1. Should I duct my unit? In what situations would I duct a unit?
Ducting is usually not necessary but is sometimes needed when air flow is restricted. For example, additions, L-shaped areas, separate “rooms” or very uneven levels may restrict air flow. Ducting can be added later if monitoring indicates a problem. It is recommended to always duct on the supply side of the dehumidifier with flex-duct, then duct into the remote area, or split the duct and push air into multiple areas. Monitor with a thermo-hygrometer so you can adjust as needed.
2. Where should my unit be placed in the crawlspace?

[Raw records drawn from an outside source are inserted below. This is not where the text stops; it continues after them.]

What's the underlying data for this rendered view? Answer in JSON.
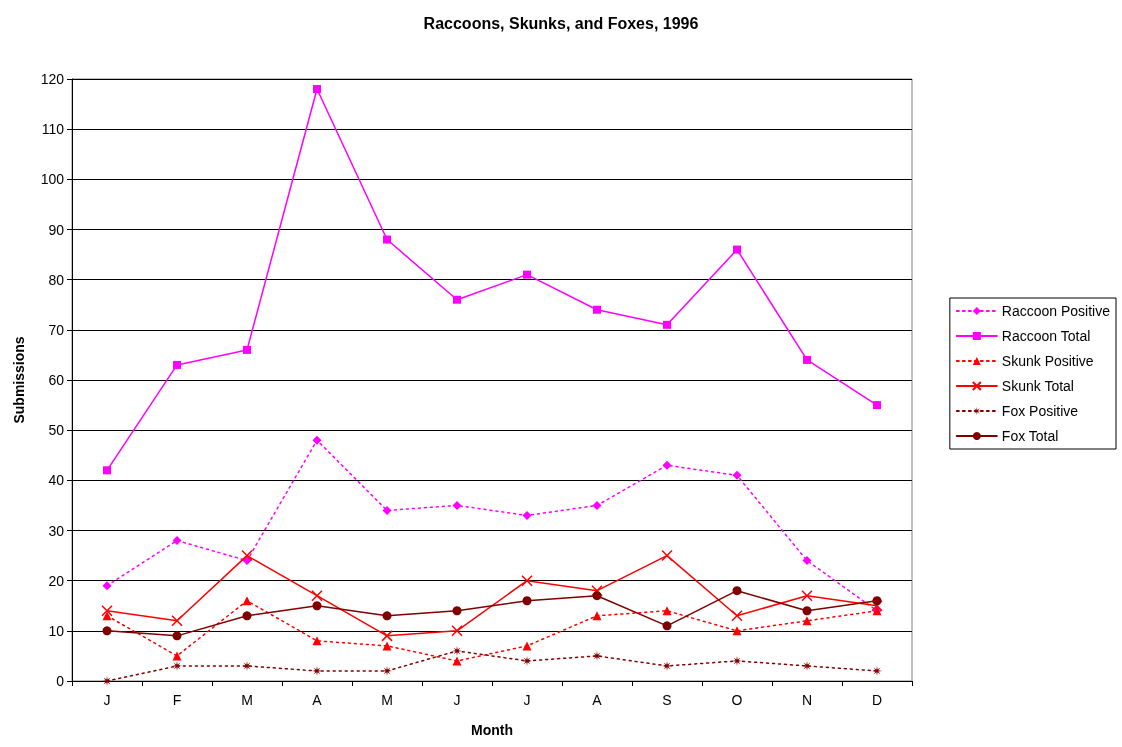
{
  "chart_data": {
    "type": "line",
    "title": "Raccoons, Skunks, and Foxes, 1996",
    "xlabel": "Month",
    "ylabel": "Submissions",
    "categories": [
      "J",
      "F",
      "M",
      "A",
      "M",
      "J",
      "J",
      "A",
      "S",
      "O",
      "N",
      "D"
    ],
    "series": [
      {
        "name": "Raccoon Positive",
        "color": "#ff00ff",
        "marker": "diamond",
        "line_style": "dotted",
        "values": [
          19,
          28,
          24,
          48,
          34,
          35,
          33,
          35,
          43,
          41,
          24,
          14
        ]
      },
      {
        "name": "Raccoon Total",
        "color": "#ff00ff",
        "marker": "square",
        "line_style": "solid",
        "values": [
          42,
          63,
          66,
          118,
          88,
          76,
          81,
          74,
          71,
          86,
          64,
          55
        ]
      },
      {
        "name": "Skunk Positive",
        "color": "#ff0000",
        "marker": "triangle",
        "line_style": "dotted",
        "values": [
          13,
          5,
          16,
          8,
          7,
          4,
          7,
          13,
          14,
          10,
          12,
          14
        ]
      },
      {
        "name": "Skunk Total",
        "color": "#ff0000",
        "marker": "cross",
        "line_style": "solid",
        "values": [
          14,
          12,
          25,
          17,
          9,
          10,
          20,
          18,
          25,
          13,
          17,
          15
        ]
      },
      {
        "name": "Fox Positive",
        "color": "#800000",
        "marker": "star",
        "line_style": "dotted",
        "values": [
          0,
          3,
          3,
          2,
          2,
          6,
          4,
          5,
          3,
          4,
          3,
          2
        ]
      },
      {
        "name": "Fox Total",
        "color": "#800000",
        "marker": "circle",
        "line_style": "solid",
        "values": [
          10,
          9,
          13,
          15,
          13,
          14,
          16,
          17,
          11,
          18,
          14,
          16
        ]
      }
    ],
    "ylim": [
      0,
      120
    ],
    "yticks": [
      0,
      10,
      20,
      30,
      40,
      50,
      60,
      70,
      80,
      90,
      100,
      110,
      120
    ],
    "grid": "y",
    "legend": "right"
  }
}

There’s no universal answer because every crawlspace is different. In general, a central location is obviously best, and even though the units are quiet, avoid placing them under bedrooms. Available drainage is a factor, as is a power source — no extension cords, please!
3. How/where do I drain the water?
Again, this can vary quite a bit, but the idea is to find the best exit area to get the water out of the crawlspace and safely away from the foundation. Drain to:
- Positive drain
- Gravity to the exterior
- Condensate pump
- Sump pump
- Use existing systems (HVAC condensate line)

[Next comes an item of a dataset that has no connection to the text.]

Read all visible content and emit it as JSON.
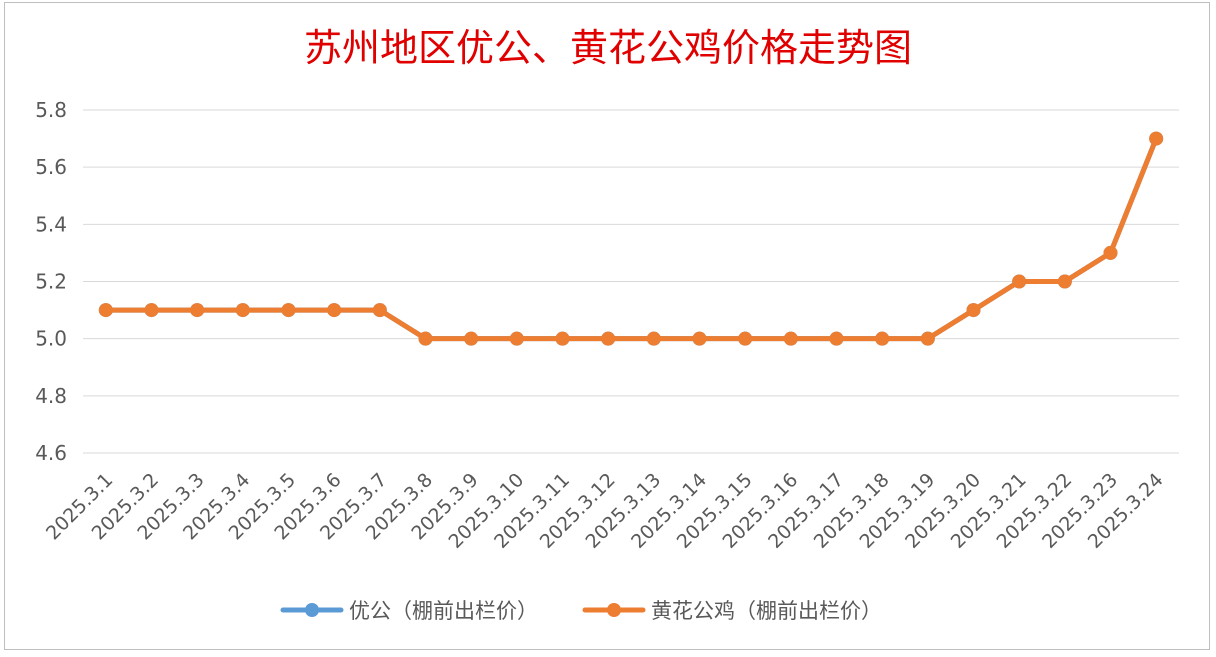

4. Do I need to hang the unit or can I just put it on the ground?
The unit should perform well either way. If you hang a unit, it gives you more elevation for a gravity drain and you can place a condensate pump underneath if needed. In lower crawlspaces, placing the unit on the ground may be necessary. Just make sure it’s not directly on the ground by using risers, and make sure it’s level. Our individual risers make this a lot easier to do.
5. What size unit do I need for my crawlspace?
There’s probably a threshold of about 3,000 square feet for most 70- to 75-pint dehumidifiers. For crawlspaces of unusual size and/or unusual moisture problems, larger or multiple units may be needed. Always monitor your space and shoot for a relative humidity that’s in the range of 50-60%. You don’t want it too dry because that can shrink wood joists or flooring. Too wet, and the possibility for mold and wood decay fungus increases. Keep in mind a properly closed crawlspace has very little moisture exposure. Our studies show less than 3 pints per day per 1,000 square feet.